ECLI:NL:CRVB:2019:479
Centrale Raad van Beroep
- Hoger beroep
- Rechtspraak.nl
Beëindiging WGA-uitkering wegens minder dan 35% arbeidsongeschiktheid en geschiktheid van geselecteerde functies
In deze zaak gaat het om de beëindiging van de WGA-uitkering van appellant, die zich ziek had gemeld na een bedrijfsongeval. Het Uwv had de WGA-uitkering beëindigd omdat appellant minder dan 35% arbeidsongeschikt werd geacht. Appellant was het hier niet mee eens en stelde dat zijn beperkingen niet goed waren ingeschat. De rechtbank had het beroep van appellant tegen het besluit van het Uwv ongegrond verklaard, waarna appellant in hoger beroep ging. Tijdens de zitting werd appellant bijgestaan door zijn advocaat en een tolk. De Raad voor de Rechtspraak oordeelde dat het medisch onderzoek door het Uwv zorgvuldig was uitgevoerd en dat er geen aanleiding was om aan te nemen dat de medische beperkingen van appellant waren onderschat. De Raad onderschreef de conclusie van de rechtbank dat de verzekeringsarts voldoende gemotiveerd had waarom er geen verdere beperkingen in de Functionele Mogelijkhedenlijst (FML) noodzakelijk waren. Appellant voerde aan dat hij niet voldoende was gehoord en dat er sprake was van een misverstand over zijn opleidingsniveau.

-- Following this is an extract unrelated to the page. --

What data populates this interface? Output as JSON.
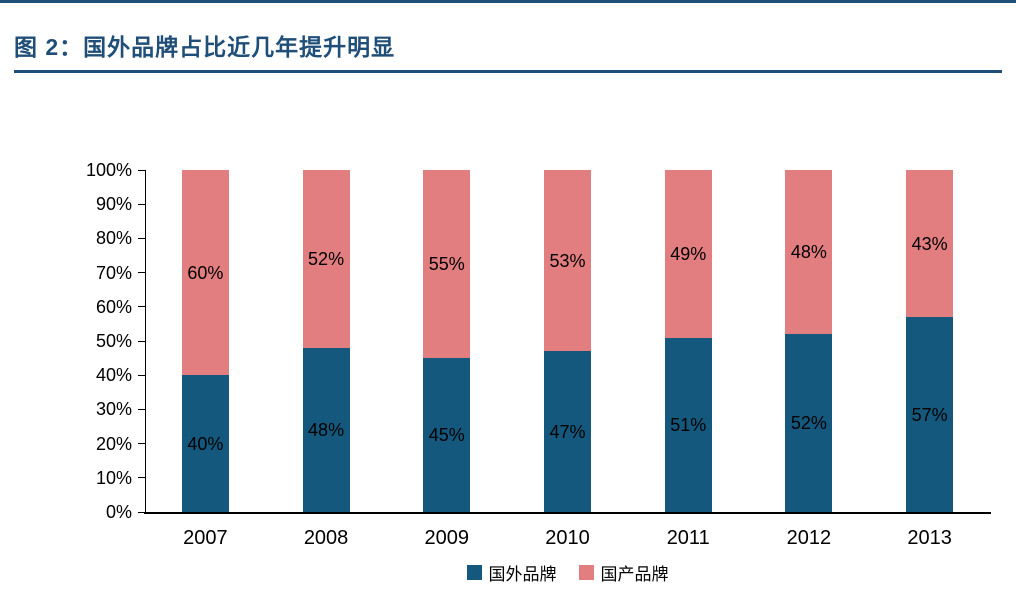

De Raad concludeerde dat het Uwv ten onrechte had aangenomen dat appellant meerdere jaren vervolgonderwijs had gevolgd, en droeg het Uwv op om het besluit te herstellen en te beoordelen of er voldoende functies beschikbaar waren die geen vervolgonderwijs vereisten. De uitspraak werd gedaan op 13 februari 2019.